Similar difficulties arise if essence is viewed in terms of a definition – as if our rough explanation might be used as the raw material for constructing a precise one. For a start, this would put us in a very strange situation: in explaining (eg) games we (somehow) consult a definition we are not aware of having and which we are (somehow) unable to articulate. The other person then uses our rough examples to (somehow) formulate this same definition – without realising he’s doing it – and is then unaware of having it and (somehow) cannot articulate it.

Even if we accept this situation, we’re still faced with the problem that no definition can be completely clear or stipulate how we should proceed in every possible case. Take, for example, a proposed definition such as, “Games are those things we play according to certain rules”. For absolute clarity, don’t we need a further analysis of the words “things”, “play” and “rules”? And won’t that analysis throw up yet more terms to be explained? There seems to be no end to the process (cf, the seemingly throwaway remark in §1: “Explanations come to an end somewhere”). As Wittgenstein comments (§87): “It may easily look as if every doubt merely revealed a gap in the foundations; so that secure understanding is possible only if we first doubt everything that can be doubted, and then remove all these doubts.”

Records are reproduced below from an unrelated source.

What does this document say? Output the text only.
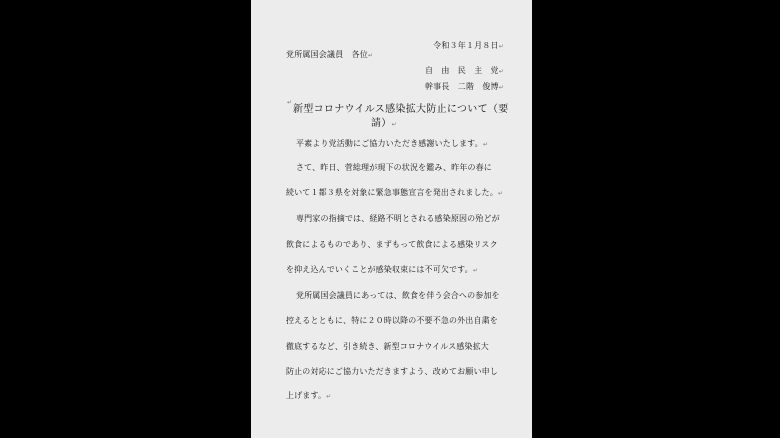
令和３年１月８日↵
党所属国会議員　各位↵
自　由　民　主　党↵
幹事長　二階　俊博↵
↵
新型コロナウイルス感染拡大防止について（要
請）↵
平素より党活動にご協力いただき感謝いたします。↵
さて、昨日、菅総理が現下の状況を鑑み、昨年の春に
続いて１都３県を対象に緊急事態宣言を発出されました。↵
専門家の指摘では、経路不明とされる感染原因の殆どが
飲食によるものであり、まずもって飲食による感染リスク
を抑え込んでいくことが感染収束には不可欠です。↵
党所属国会議員にあっては、飲食を伴う会合への参加を
控えるとともに、特に２０時以降の不要不急の外出自粛を
徹底するなど、引き続き、新型コロナウイルス感染拡大
防止の対応にご協力いただきますよう、改めてお願い申し
上げます。↵
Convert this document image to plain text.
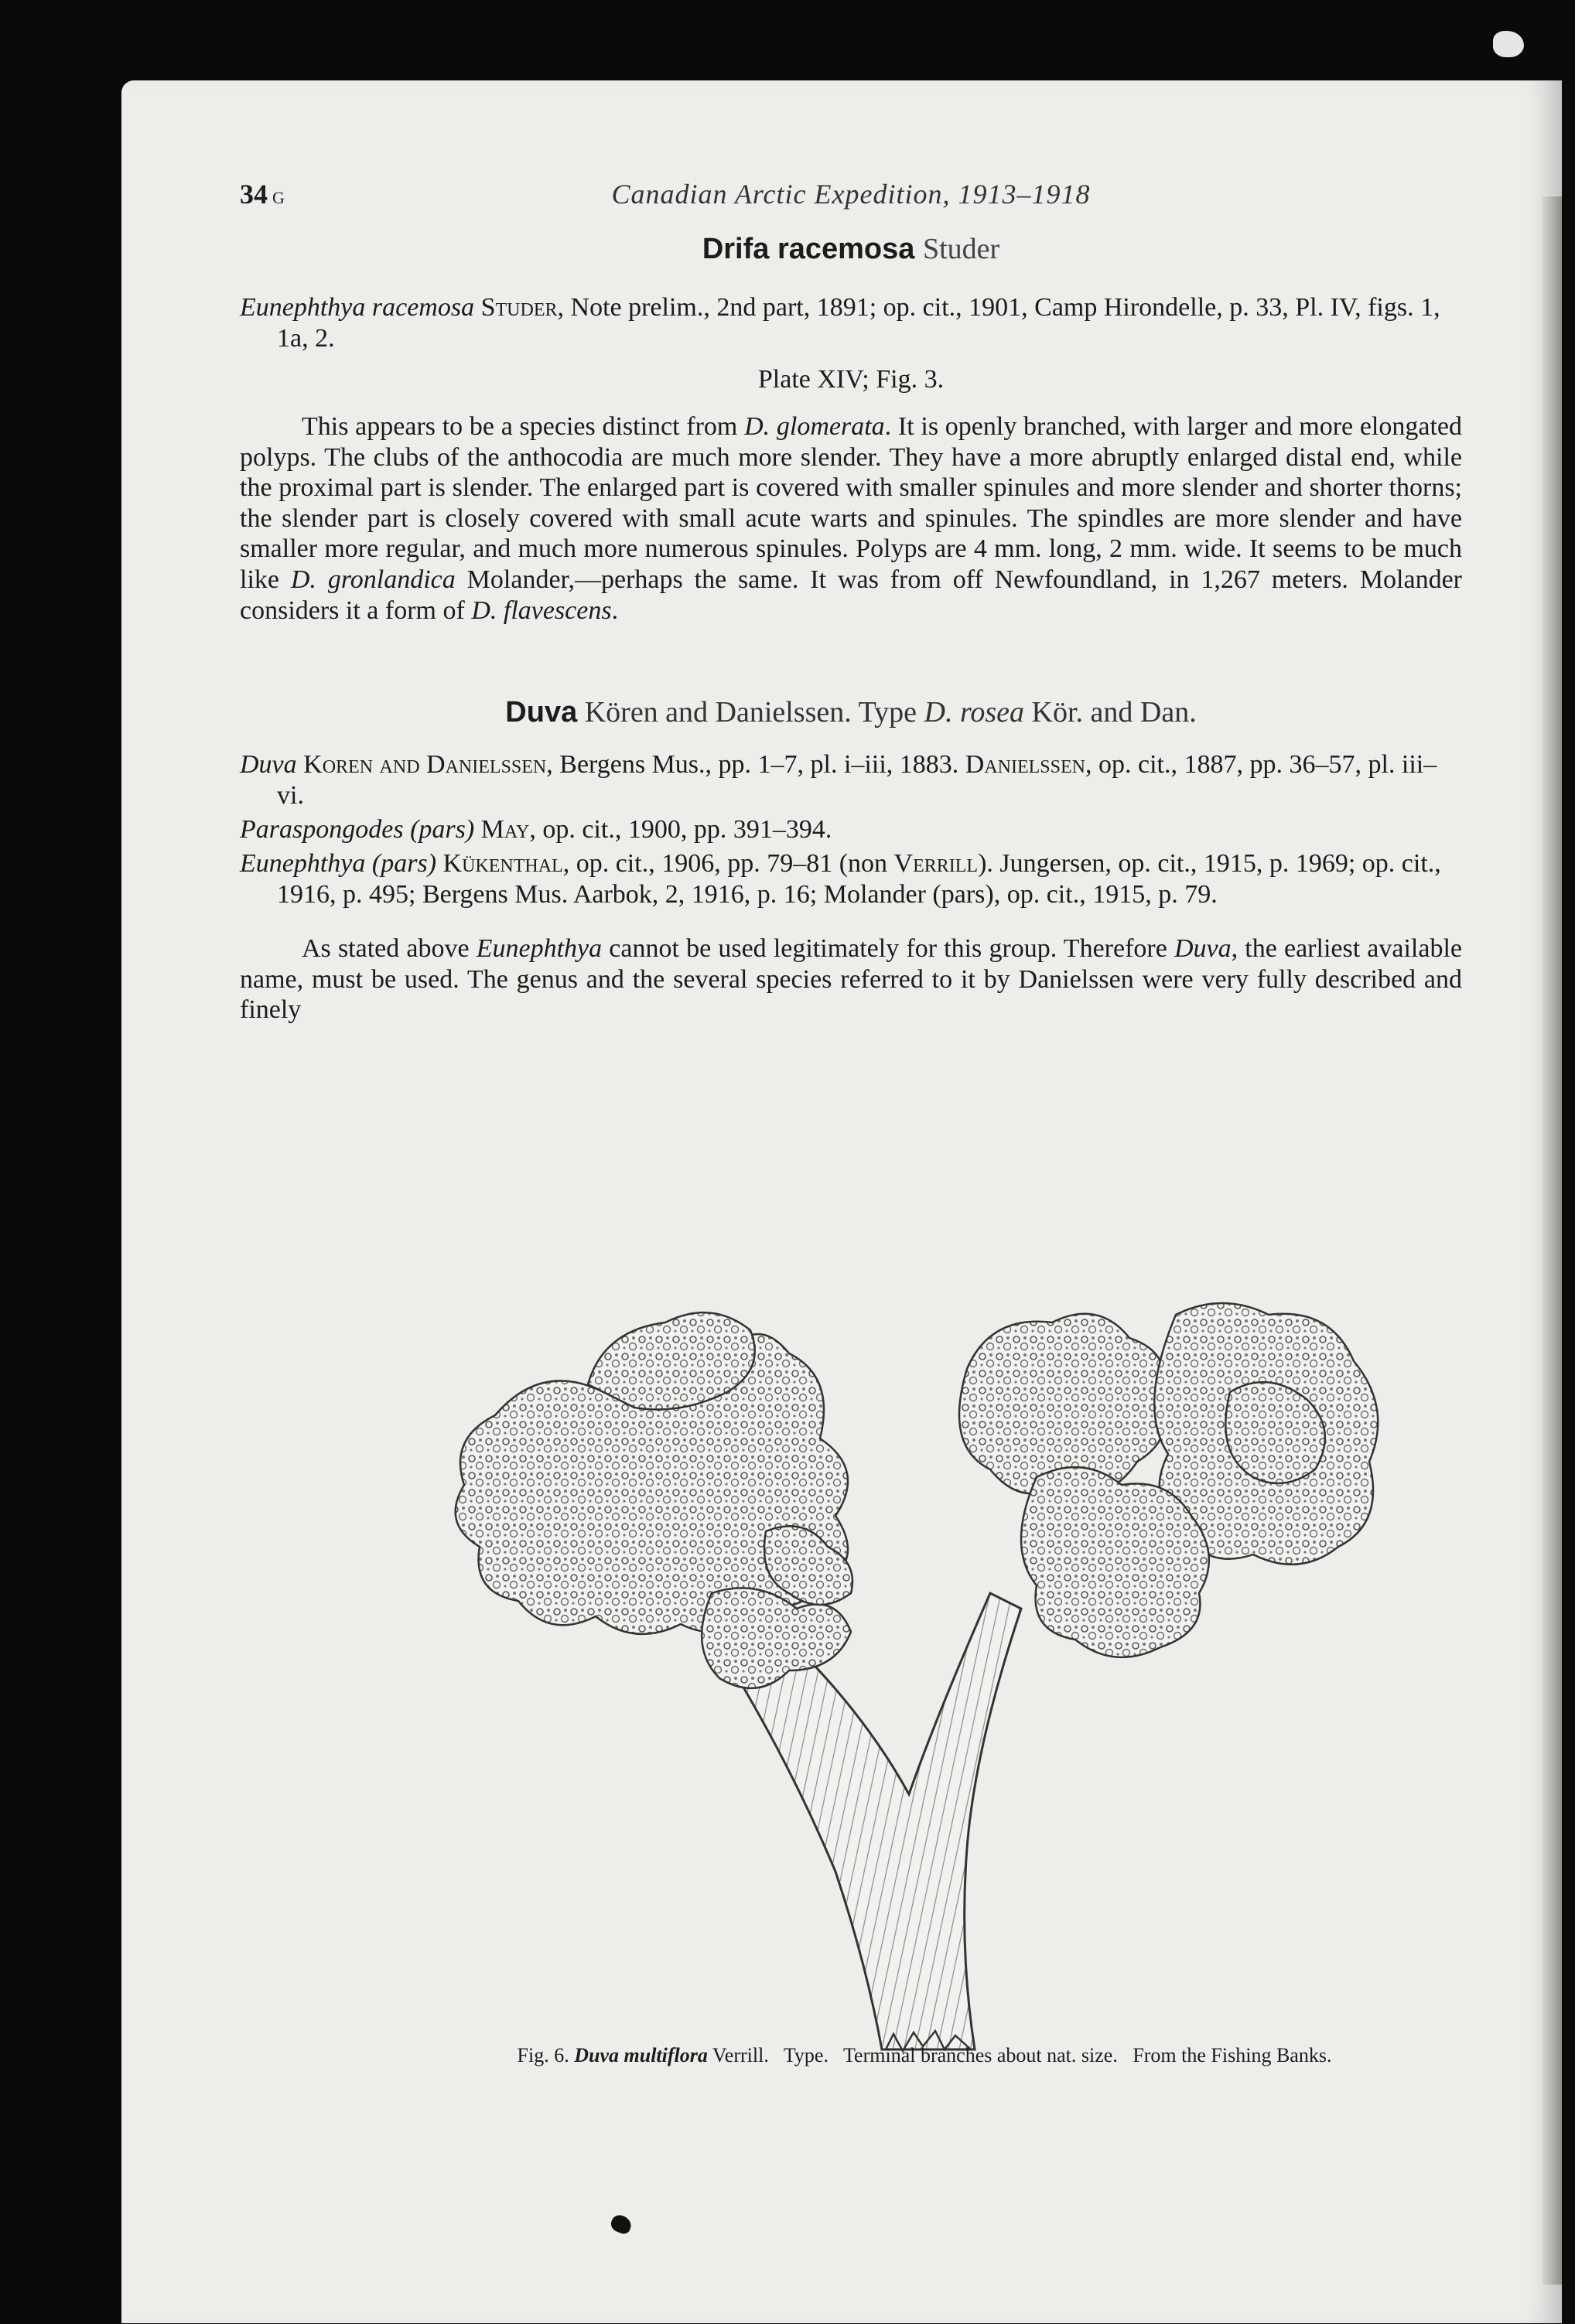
34 G	Canadian Arctic Expedition, 1913–1918
Drifa racemosa Studer

Eunephthya racemosa Studer, Note prelim., 2nd part, 1891; op. cit., 1901, Camp Hirondelle, p. 33, Pl. IV, figs. 1, 1a, 2.

Plate XIV; Fig. 3.

This appears to be a species distinct from D. glomerata. It is openly branched, with larger and more elongated polyps. The clubs of the anthocodia are much more slender. They have a more abruptly enlarged distal end, while the proximal part is slender. The enlarged part is covered with smaller spinules and more slender and shorter thorns; the slender part is closely covered with small acute warts and spinules. The spindles are more slender and have smaller more regular, and much more numerous spinules. Polyps are 4 mm. long, 2 mm. wide. It seems to be much like D. gronlandica Molander,—perhaps the same. It was from off Newfoundland, in 1,267 meters. Molander considers it a form of D. flavescens.

Duva Kören and Danielssen. Type D. rosea Kör. and Dan.

Duva Koren and Danielssen, Bergens Mus., pp. 1–7, pl. i–iii, 1883. Danielssen, op. cit., 1887, pp. 36–57, pl. iii–vi.

Paraspongodes (pars) May, op. cit., 1900, pp. 391–394.

Eunephthya (pars) Kükenthal, op. cit., 1906, pp. 79–81 (non Verrill). Jungersen, op. cit., 1915, p. 1969; op. cit., 1916, p. 495; Bergens Mus. Aarbok, 2, 1916, p. 16; Molander (pars), op. cit., 1915, p. 79.

As stated above Eunephthya cannot be used legitimately for this group. Therefore Duva, the earliest available name, must be used. The genus and the several species referred to it by Danielssen were very fully described and finely

Fig. 6. Duva multiflora Verrill.   Type.   Terminal branches about nat. size.   From the Fishing Banks.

But still (it might be objected), even if we accept that an essence cannot guarantee coherence, how is it maintained in a family resemblance concept? Why doesn’t everything leech into everything else in a blur of affinities? The point here is that we distinguish between pertinent affinities and superficial ones. War is similar to a game in many respects; however, we don’t call it a game (though we may accuse someone of treating it like a game) because this similarity is not as pertinent as the one between war and a quarrel. It is important that we don’t confuse “let’s play war” with “this means war!” and so we have drawn a conceptual boundary-line between the two. In other words, it is the activity in which the concept is embedded that dictates where its boundaries lie. And where no boundary is necessary then none need be drawn. The boundary does not come built in to the concept so that we have to discover its contours (like discovering the molecular structure of salt); it is dictated by use – and that is something invented by us.

This is why we do not have to combat every conceivable doubt before a concept can be declared viable. As Wittgenstein puts it: “an explanation may indeed rest on another one that has been given, but none stands in need of another – unless we require it to avoid a misunderstanding – one, that is, that would arise if not for the explanation, but not every misunderstanding that I can imagine” (§87).

We can (and often do) use words without fixed definitions. We may even alter our definitions “on the hoof” if required (§79). And this is fine so long as it doesn’t make our language-game unplayable. It is the language-game (the activity) that dictates whether or not a concept is coherent – not an Ideal Form which is supposed to reveal the common essence of our concept words and provide them with completely clear boundaries. For the Ideal can do no such thing. It is neither possible nor necessary. “The signpost is in order – if, under normal circumstances, it fulfils its purpose” (§87).

Well, perhaps the interlocutor still has one last question: “If the explanation of ‘game’ doesn’t provide a sample or definition or formula, then what does it provide? Surely the pupil gets something? After all, he understands! Before he didn’t know and now he does know. So what’s in his mind now that wasn’t there before?” This leads to questions about what it means to “know” or “understand” something. Wittgenstein has already flagged up the issue (in §81) for further consideration. And it will get a lot of further consideration, because it involves confronting what is perhaps the really deep illusion here – the one that stands behind (and sanctions) illusions concerning logical simples, essences and ideal forms.